Nothing is ever easy on James Island.
It took 20 years and four tries to incorporate a town that actually passed legal muster. And that only happened after the state Supreme Court explained to them what “contiguous” means.
Ultimately, they drew a small town that was perfectly legal, and the city of Charleston dropped its objections.
By that reckoning, everything should be going along fine now, but Jim Isle is at it again — trying to change state law so it can annex land not contiguous to its borders. Really.
This goes against existing case law, and could have serious statewide consequences. Which means there will be serious opposition, and not just from Joe Riley.
That is a lot of consternation and legal fees just to ensure 6,000 people can be part of a town that provides minimal services.
You have to wonder: Is all this trouble really worth it?
Mayor Bill Woolsey says everyone knew that it was his intention all along to get the band back together.
“I’ve made no secret of this,” Woolsey said.
The idea, he says, was to get a legal town incorporated, and then try to get back all the residents from its previous incarnations.

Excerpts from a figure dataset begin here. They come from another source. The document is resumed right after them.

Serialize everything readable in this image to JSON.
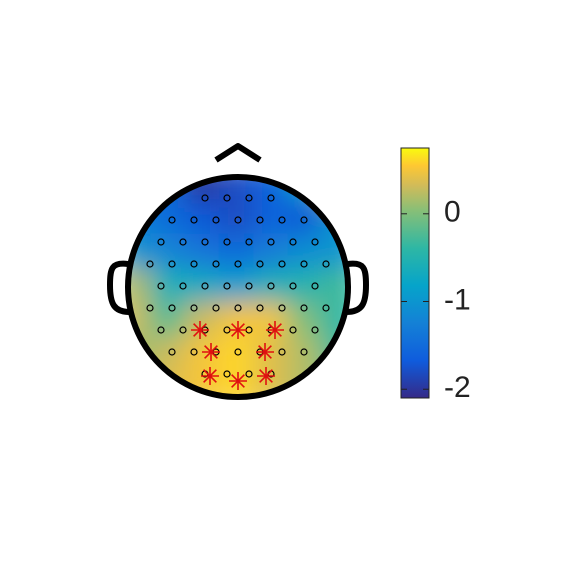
{
  "chart_data": {
    "type": "topoplot",
    "field": [
      [
        -1.2,
        -1.5,
        -2.0,
        -1.8,
        -1.6,
        -0.8,
        0.3
      ],
      [
        -1.3,
        -1.5,
        -1.7,
        -1.8,
        -1.6,
        -1.7,
        -1.0
      ],
      [
        -1.0,
        -1.2,
        -1.4,
        -1.5,
        -1.3,
        -1.1,
        -1.0
      ],
      [
        0.2,
        -0.6,
        -0.7,
        -0.9,
        -0.6,
        -0.5,
        -0.3
      ],
      [
        0.3,
        -0.2,
        0.3,
        0.5,
        0.5,
        0.0,
        -0.4
      ],
      [
        0.1,
        0.3,
        0.5,
        0.6,
        0.4,
        0.2,
        -0.3
      ],
      [
        0.2,
        0.4,
        0.5,
        0.6,
        0.4,
        0.2,
        0.0
      ]
    ],
    "clim": [
      -2.1,
      0.75
    ],
    "cticks": [
      0,
      -1,
      -2
    ]
  }
}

Can’t blame a guy for trying. Problem is, the Supremes have said that wouldn’t fly. So the town asked state Sen. Paul Thurmond and Rep. Peter McCoy to change the law.
Since they would get laughed out of the Statehouse for trying to pass non-contiguous annexation, the lawmakers have tied it to the James Island Public Service District.
It’s complicated, but basically the legislation says that if a PSD is largely part of a municipality, the PSD can petition for its other customers to be annexed. Contiguity by service.
Funny thing is, some PSD board members fear this is an attempt for the town to get into their business. Thurmond swears that’s not the case.
“I’m just doing what I’ve been asked by constituents who want to be part of the town,” Thurmond says. “This is not an effort to undermine the PSD.”
Rod Welch, a PSD board member, says they really aren’t losing much sleep over this. Most people, including Statehouse insiders, realize this is probably dead on arrival.
But that’s not going to stop James Island from trying.
The town certainly shows tenacity, and an indifference to rules it does not like.
In the spring it attempted to annex six non-contiguous pieces of land. The state attorney general told them to back off on four of those and Charleston is suing over the others.
This annexation thing is just the latest unhappy episode between the town and the PSD, which provides most of the services on the island.
Woolsey wanted to rebate local-option sales tax money to residents on their PSD bill, but the district wouldn’t do it — claimed it’s illegal for them to use that money. Woolsey says they didn’t make that clear.
Maybe that’s because the mayor has also recently criticized the PSD for raising its millage rate, saying it helps Charleston in its war on James Island. Commissioners argue that when expenses go up, real governments have to raise their millage rates.
Both sides here say they want to get along. Woolsey says the town needs to do a better job explaining the annexation bill to the PSD, and assuring commissioners that the town isn’t interested in the fire department and solid waste business.
They should probably take him at his word because Woolsey has enough on him. He’s got the PSD upset at him, the attorney general reining him in and the city of Charleston suing him.
For a self-described sleepy little town, James Island sure gets into a lot of fights. But they have proven the critics wrong: this isn’t a town that does nothing.
Jim Isle has shown that it’s pretty good at stirring the pot.